SOLAMI: Social Vision-Language-Action Modeling for Immersive Interaction with 3D Autonomous Characters
Jianping Jiang, Weiye Xiao, Zhengyu Lin, Huaizhong Zhang, Tianxiang Ren, Yang Gao, Zhiqian Lin, Zhongang Cai, Lei Yang, Ziwei Liu
TL;DR
The paper tackles the challenge of enabling immersive, social interactions with 3D autonomous characters by proposing SOLAMI, an end-to-end social vision-language-action model. It combines a decoder-only LLM backbone with dedicated speech and motion tokenizers to produce synchronized multimodal outputs, and it introduces SynMSI, a synthetic dataset generated from existing motion-text data to enable effective training. Through a three-stage training pipeline and an immersive VR interface, SOLAMI achieves more precise and natural character responses with lower latency than baselines, as demonstrated by quantitative metrics and a user study. The work advances embodied AI by integrating perception, language, and action in a unified model and provides a practical route to scalable, interactive digital humans in VR environments.
Abstract
Human beings are social animals. How to equip 3D autonomous characters with similar social intelligence that can perceive, understand and interact with humans remains an open yet foundamental problem.

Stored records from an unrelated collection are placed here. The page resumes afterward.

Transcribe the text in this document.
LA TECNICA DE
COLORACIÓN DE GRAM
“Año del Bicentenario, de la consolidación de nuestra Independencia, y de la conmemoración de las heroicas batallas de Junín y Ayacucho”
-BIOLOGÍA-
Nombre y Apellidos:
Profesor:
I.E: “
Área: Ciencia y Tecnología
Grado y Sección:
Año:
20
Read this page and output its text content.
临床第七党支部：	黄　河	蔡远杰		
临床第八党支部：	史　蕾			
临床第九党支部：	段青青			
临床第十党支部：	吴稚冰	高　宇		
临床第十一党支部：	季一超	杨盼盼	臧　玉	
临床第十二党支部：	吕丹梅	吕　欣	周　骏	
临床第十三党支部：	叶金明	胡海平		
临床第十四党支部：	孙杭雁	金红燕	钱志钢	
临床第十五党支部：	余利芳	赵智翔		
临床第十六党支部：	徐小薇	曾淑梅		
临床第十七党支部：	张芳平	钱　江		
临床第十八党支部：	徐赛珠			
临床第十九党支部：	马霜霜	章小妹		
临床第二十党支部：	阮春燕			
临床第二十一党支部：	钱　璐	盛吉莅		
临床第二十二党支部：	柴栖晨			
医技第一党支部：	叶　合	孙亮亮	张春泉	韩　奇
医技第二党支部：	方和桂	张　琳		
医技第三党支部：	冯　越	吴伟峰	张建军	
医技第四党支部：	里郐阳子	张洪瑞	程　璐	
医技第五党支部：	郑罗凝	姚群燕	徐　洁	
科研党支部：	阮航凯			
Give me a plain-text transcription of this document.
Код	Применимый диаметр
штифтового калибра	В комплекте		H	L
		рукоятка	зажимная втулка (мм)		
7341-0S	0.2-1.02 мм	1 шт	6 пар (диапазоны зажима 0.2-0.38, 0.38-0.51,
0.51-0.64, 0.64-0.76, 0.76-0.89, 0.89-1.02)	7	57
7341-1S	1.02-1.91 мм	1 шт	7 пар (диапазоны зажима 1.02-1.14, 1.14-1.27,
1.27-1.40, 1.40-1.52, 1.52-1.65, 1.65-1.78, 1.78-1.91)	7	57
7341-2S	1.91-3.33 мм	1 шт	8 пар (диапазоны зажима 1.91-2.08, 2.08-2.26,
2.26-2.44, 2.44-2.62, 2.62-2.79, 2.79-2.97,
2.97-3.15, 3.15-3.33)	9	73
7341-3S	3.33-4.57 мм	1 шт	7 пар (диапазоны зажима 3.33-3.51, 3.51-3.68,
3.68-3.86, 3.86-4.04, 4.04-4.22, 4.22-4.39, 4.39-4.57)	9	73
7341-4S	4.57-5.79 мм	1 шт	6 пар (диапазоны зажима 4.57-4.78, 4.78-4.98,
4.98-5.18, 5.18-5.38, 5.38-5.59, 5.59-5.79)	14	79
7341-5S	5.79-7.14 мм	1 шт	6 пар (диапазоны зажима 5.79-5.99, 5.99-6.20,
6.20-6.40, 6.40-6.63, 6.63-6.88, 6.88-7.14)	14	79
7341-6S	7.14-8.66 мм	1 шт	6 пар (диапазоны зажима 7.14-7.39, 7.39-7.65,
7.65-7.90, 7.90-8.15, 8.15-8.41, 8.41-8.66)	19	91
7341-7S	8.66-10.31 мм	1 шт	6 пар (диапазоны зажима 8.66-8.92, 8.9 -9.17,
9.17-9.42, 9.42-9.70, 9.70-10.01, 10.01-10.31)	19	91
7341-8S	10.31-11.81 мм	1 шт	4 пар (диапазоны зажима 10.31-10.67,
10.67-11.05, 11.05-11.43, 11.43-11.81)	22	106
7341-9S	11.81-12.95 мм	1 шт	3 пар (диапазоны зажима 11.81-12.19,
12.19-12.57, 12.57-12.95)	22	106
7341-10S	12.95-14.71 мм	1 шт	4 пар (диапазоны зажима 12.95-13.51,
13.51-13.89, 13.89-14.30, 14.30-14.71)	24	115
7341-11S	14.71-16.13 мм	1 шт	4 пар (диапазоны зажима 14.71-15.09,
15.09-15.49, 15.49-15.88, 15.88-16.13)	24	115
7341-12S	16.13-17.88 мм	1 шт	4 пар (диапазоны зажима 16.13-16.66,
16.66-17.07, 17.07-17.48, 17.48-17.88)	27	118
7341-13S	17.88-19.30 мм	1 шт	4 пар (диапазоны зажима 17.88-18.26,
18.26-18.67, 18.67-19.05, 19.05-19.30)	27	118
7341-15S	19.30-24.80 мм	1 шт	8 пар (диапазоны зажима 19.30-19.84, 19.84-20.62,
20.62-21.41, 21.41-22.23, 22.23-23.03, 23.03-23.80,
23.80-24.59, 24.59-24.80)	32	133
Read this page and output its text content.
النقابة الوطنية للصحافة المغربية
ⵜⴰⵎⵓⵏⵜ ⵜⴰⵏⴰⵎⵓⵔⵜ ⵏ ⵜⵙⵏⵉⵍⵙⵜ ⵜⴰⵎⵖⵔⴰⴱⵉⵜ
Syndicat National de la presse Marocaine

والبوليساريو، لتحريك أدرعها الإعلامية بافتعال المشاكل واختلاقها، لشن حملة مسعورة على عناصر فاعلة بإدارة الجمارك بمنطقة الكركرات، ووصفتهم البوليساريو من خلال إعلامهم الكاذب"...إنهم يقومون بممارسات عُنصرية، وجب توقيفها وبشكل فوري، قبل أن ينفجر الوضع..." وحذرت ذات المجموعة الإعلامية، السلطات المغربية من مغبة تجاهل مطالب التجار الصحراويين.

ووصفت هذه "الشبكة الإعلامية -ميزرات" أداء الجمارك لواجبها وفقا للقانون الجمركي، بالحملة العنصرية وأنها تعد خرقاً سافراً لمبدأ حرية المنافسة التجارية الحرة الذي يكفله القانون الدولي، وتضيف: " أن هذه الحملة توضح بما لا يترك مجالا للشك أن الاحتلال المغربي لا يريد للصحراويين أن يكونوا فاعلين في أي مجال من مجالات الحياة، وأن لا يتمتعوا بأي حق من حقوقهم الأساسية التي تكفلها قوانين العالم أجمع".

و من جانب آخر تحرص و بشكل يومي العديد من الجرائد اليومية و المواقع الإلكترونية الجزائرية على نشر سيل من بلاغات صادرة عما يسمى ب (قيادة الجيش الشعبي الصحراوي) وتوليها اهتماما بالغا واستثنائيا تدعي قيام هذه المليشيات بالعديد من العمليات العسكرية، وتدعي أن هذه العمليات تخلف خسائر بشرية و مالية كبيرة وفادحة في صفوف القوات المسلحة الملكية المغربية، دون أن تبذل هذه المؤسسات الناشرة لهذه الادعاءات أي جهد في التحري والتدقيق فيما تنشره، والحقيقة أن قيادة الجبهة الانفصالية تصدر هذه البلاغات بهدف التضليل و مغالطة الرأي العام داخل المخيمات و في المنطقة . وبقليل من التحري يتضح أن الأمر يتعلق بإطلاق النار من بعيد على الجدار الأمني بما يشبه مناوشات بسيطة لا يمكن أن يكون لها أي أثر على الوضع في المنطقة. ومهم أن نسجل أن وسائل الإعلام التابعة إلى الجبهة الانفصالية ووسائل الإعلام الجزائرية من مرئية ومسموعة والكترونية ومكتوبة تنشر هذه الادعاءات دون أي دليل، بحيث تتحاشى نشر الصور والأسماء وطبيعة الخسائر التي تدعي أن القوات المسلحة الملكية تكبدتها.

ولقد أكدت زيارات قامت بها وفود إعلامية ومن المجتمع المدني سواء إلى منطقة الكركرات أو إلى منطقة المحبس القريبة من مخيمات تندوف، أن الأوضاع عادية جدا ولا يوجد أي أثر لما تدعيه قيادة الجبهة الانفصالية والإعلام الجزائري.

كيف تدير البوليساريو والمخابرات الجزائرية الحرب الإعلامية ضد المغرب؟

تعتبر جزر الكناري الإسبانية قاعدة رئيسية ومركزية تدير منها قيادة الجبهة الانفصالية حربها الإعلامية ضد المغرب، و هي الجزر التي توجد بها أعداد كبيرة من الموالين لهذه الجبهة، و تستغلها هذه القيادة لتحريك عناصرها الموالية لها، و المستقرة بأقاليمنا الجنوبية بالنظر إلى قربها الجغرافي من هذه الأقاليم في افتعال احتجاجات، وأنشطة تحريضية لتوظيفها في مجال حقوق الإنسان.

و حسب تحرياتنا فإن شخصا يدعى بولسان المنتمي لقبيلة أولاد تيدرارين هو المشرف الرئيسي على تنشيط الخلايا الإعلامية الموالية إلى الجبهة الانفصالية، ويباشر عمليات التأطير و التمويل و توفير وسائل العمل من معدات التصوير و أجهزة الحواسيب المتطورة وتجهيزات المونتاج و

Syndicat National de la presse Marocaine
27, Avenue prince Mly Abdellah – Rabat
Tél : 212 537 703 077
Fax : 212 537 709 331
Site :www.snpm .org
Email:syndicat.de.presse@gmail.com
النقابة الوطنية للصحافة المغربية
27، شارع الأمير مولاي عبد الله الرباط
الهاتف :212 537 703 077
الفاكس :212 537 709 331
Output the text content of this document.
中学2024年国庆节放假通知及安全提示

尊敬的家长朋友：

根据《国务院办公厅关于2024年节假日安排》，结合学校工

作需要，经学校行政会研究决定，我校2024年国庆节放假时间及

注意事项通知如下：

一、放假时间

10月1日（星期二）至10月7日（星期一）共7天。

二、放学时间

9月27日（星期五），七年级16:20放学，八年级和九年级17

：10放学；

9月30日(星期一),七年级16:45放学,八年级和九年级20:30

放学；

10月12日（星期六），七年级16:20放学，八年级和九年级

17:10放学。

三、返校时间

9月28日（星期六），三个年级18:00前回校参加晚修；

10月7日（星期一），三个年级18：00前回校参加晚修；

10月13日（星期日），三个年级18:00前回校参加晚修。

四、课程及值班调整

In this paper, we introduce SOLAMI, the first end-to-end Social vision-Language-Action (VLA) Modeling framework for Immersive interaction with 3D autonomous characters. Specifically, SOLAMI builds 3D autonomous characters from three aspects: (1) Social VLA Architecture: We propose a unified social VLA framework to generate multimodal response (speech and motion) based on the user's multimodal input to drive the character for social interaction. (2) Interactive Multimodal Data: We present SynMSI, a synthetic multimodal social interaction dataset generated by an automatic pipeline using only existing motion datasets to address the issue of data scarcity. (3) Immersive VR Interface: We develop a VR interface that enables users to immersively interact with these characters driven by various architectures. Extensive quantitative experiments and user studies demonstrate that our framework leads to more precise and natural character responses (in both speech and motion) that align with user expectations with lower latency.